Willis Linn Jepson recalled childhood trips from his home on the Little Oak Ranch. “It was a great event when we went to Suisun. The place had a metropolitan air and we children liked it. It took 2 1/2 or three hours to go and as many to return - unless for some reason we “hurried.” We knew all the ranches as far as the crossing of the railroad (later Vanden) - but beyond that were mostly small shacks set in the dreary dusty plain without trees, vineyard or orchard - hopelessly bare and lonely - we cared not who lived in such forlorn spots.”

These trips remained a special event, not to be undertaken lightly. “We always went on a journey on holidays - to Dixon, Winters or Suisun - for Fourth-of-July, for May Day. It was a great day. We made preparations for days beforehand. On the day we were a-bustle early. The chores were hurried through and we had a good breakfast. The horses were put in the carriage and we started. It was a really slow journey but I never tired of it. Toward Dixon in particular there was the great plain to look at. I never tired wondering at its immensity.”

Jepson was a keen observer even as a child, noting trees, plants, changes in the geography and anything else that struck his fancy on those journeys. One of the ever-present objects he became fascinated with was the so-called slap-jack.

“The slap-jack was the only mill for lifting water in early days. They were cheaply and easily made and very effective. ... That country out toward Main(e) Prairie was full of slap-jacks. ... The present day sheep-fortunes owed their beginning to the slap-jack. ... The wind blew, the slap-jack creaked; the thirsty sheep were watered in the long narrow troughs which were laid end to end. When the wind was steady, the troughs soon overflowed and the water ran over the field, forming shallow shingles of water on the dusty level. There was no more characteristic sight than this. ...

“If it were still weather, the slap-jack pumped no water. Moreover, it took considerable wind to turn a slap-jack, unlike the modern steel mill which makes more than one revolution of the fan to one stroke of the pump. During these quiet weeks we had to pump water for the stock by hand; my little sisters did it until their arms ached, before I grew old enough to move a pump handle. So each day we eagerly watched the slap-jacks out towards Canon station to see if there was wind there. If so it were sure to reach us by the afternoon.”

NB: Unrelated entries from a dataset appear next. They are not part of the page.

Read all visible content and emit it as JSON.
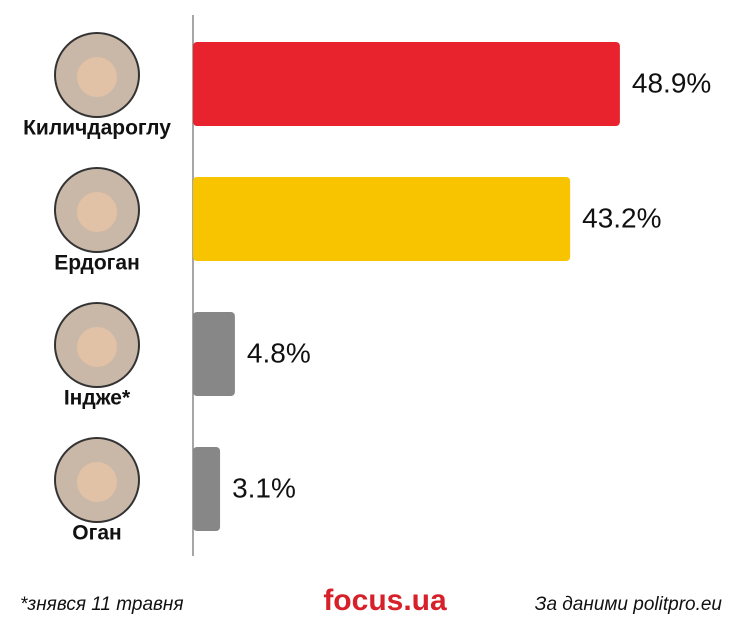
{
  "chart_data": {
    "type": "bar",
    "orientation": "horizontal",
    "categories": [
      "Киличдароглу",
      "Ердоган",
      "Індже*",
      "Оган"
    ],
    "values": [
      48.9,
      43.2,
      4.8,
      3.1
    ],
    "value_labels": [
      "48.9%",
      "43.2%",
      "4.8%",
      "3.1%"
    ],
    "colors": [
      "#e8232e",
      "#f8c400",
      "#878787",
      "#878787"
    ],
    "footnote": "*знявся 11 травня",
    "brand": "focus.ua",
    "source": "За даними politpro.eu"
  }
}
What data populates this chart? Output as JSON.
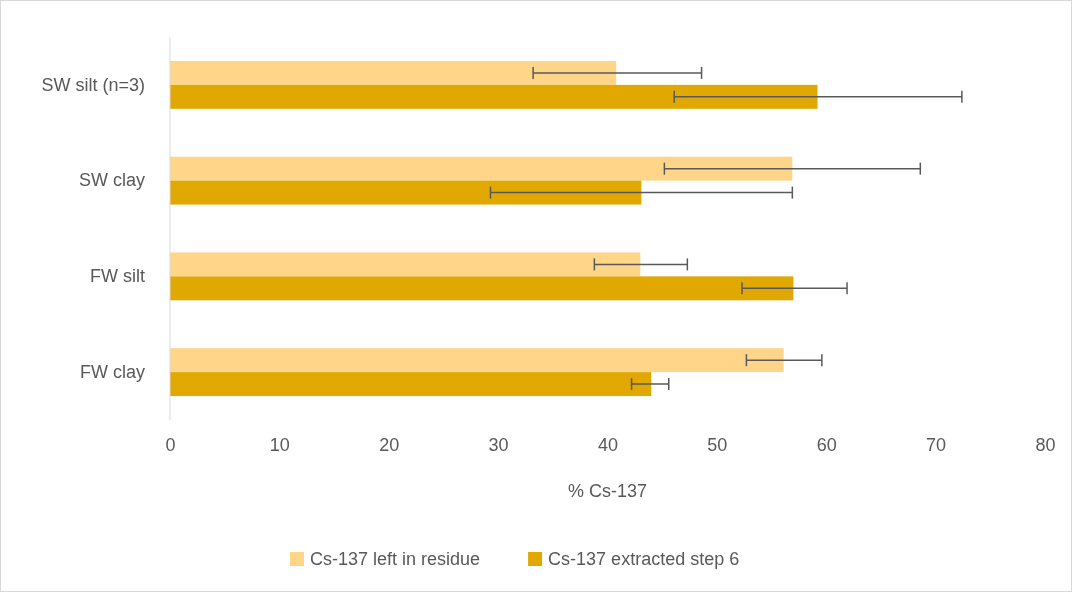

Years later, he wrote from Berkeley to a good friend, Julia Harbison, “Six months ago I had never thought especially of the slap-jack. Talking about it with my neighbors has in the interval endowed it with much local interest. It was the nerve-center of the ranches in its day. It supplied the all-essential water and without it many ranches would not have been. As a child of 5 or 6, looking eastward over the great plain one saw slap-jacks scattered here and there with little else to break the monotony of the spreading level. ... Please give my happiest remembrances to all my family. And forget not, please, the slap-jack!”